Vent’anni fa l’incredibile medaglia d’oro di Steven Bradbury, “l’ultimo rimasto in piedi”
Le immagini un po' sgranate ci riportano alle Olimpiadi di Salt Lake City e a una delle più incredibili medaglie della storia olimpica. Il 16 febbraio 2002 la vittoria inaspettata nel pattinaggio short track di un "eroe per caso"

Sono passati vent’anni oggi – 16 febbraio 2022 – dalla medaglia d’oro di Steven Bradbury nel pattinaggio short track, una delle più incredibili medaglie nella storia delle Olimpiadi.
Era l’anno delle Olimpiadi Invernali di Salt Lake City, 2002, e il pattinatore australiano Bradubury vinse in maniera inaspettata, secondo i più per pura fortuna, secondo altri (tra cui l’interessato) anche per una intelligente strategia. Bradbury vinse perché fu “l’ultimo rimasto in piedi”, nella finale.
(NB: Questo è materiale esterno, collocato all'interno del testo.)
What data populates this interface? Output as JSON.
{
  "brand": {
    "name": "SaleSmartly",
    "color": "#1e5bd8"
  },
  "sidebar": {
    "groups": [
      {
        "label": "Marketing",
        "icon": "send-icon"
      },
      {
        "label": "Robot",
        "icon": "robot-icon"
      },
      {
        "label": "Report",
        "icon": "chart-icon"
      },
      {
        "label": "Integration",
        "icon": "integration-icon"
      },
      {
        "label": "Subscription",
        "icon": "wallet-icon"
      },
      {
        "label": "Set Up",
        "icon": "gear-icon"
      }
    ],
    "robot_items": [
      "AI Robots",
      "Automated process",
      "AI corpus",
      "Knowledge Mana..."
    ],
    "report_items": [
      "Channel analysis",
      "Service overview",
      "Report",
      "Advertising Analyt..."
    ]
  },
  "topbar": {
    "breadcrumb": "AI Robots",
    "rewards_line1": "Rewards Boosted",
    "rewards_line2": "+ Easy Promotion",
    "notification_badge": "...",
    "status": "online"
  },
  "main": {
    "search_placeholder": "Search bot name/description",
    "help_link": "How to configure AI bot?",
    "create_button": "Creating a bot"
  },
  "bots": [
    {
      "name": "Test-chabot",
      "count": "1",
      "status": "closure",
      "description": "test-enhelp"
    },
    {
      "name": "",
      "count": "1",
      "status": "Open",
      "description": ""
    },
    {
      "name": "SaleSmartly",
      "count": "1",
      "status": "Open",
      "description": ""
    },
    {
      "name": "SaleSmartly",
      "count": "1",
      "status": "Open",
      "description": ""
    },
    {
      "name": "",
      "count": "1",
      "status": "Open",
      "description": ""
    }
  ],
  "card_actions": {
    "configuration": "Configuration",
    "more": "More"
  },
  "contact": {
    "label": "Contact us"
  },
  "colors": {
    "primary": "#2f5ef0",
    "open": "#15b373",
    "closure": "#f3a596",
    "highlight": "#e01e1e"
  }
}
A distanza di vent’anni resta una vittoria spettacolare, unica nel suo genere, spesso ricordata in modo ironico. Fu anche la prima medaglia d’oro vinta da un Paese dell’emisfero australe nella storia delle Olimpiadi Invernali.
Il “brutto anatroccolo” a Salt Lake City
A Salt Lake City Steven Bradbury arrivò con poche speranze: non era giovane (è nato a Camden nel 1973, aveva 29 anni), veniva da un Paese senza grandi strutture o tradizione per quello sport, ma soprattutto aveva alle spalle due due gravissimi infortuni (in un caso aveva rischiato il dissanguamento, nel 1994).
Nella gara sui 1000 metri Bradbury fu eliminato in batteria, ma fu ripescato dopo la squalifica di un altro concorrente (evento non raro). Nella semifinale Bradbury finì in coda al gruppo e, quando davanti ci fu una caduta per contatti tra concorrenti (evento frequentissimo nello short track), si ritrovò inaspettatamente secondo.
Salt Lake City 2002: l’incredibile vittoria di Steven Bradbury nella finale short track
A consacrare un vero mito fu però la finale, per evidenti motivi: anche in questo caso Bradbury finì subito in coda al gruppo, quasi subito. All’ultimo giro la competizione in testa era feroce: in una caduta a catena tutti i pattinatori caddero urtandosi a vicenda: il cinese Li Jiajun si scontrò con l’americano Apolo Anton Ohno., coinvolse il coreano Ahn Hyun-Soo, la caduta di gruppo fu seguita da quella del canadese Mathieu Turcotte. Bradbury era già molto arretrato e passò indenne. Mentre gli altri si assiepavano a bordo pista, scivolando sul ghiaccio, Bradbury trionfò in solitaria.
“L’ultimo rimasto in piedi”, come venne intitolata la sua autobiografia.
“Ne cade uno, ne cade due…”: la Gialappa’s band e il mito di Steven Bradbury
In Italia la vicenda di Bradbury è stata trasmessa in modo molto ironico dalla cronaca della Gialappa’s band, che fece della sequenza di tre gare di Bradbury un pezzo di comicità quasi epico (è ancora oggi tra i video più visti della Gialappa’s legati alle Olimpiadi), complice anche il controcanto sarcastico al commento tecnico della Rai, che – come tutti – diede sempre l’australiano come l’atleta fuori dei giochi, capitato per caso nella finale.
Quello di Bradbury non fu solo un colpo di fortuna, ma anche il frutto di una consapevole tecnica di gara, in uno sport noto per le frequenti cadute che eliminano concorrenti: si può dire una scelta “al ribasso”, in un contesto in cui anche un piazzamento sarebbe stata per lui una vittoria. Più in generale, Bradbury – in una lunga e bella intervista al Daily Telegraph del 2013 dedicata a “un eroe per caso” – ha invece rivendicato quel successo come frutto della tenacia:
Non ho vinto la medaglia d’oro per quel minuto e mezzo di gara, ma per i dodici anni di carriera che mi hanno portato fino a quel minuto e mezzo
Con quella vittoria è entrato nel mito: nel mondo sportivo anglosassone si usa anche l’espressione gergale doing a Bradbury , “fare un Bradbury”, “fare una cosa alla Bradbury”, che significa vincere in modo quasi miracoloso o anche all’ultimo e in modo inaspettato.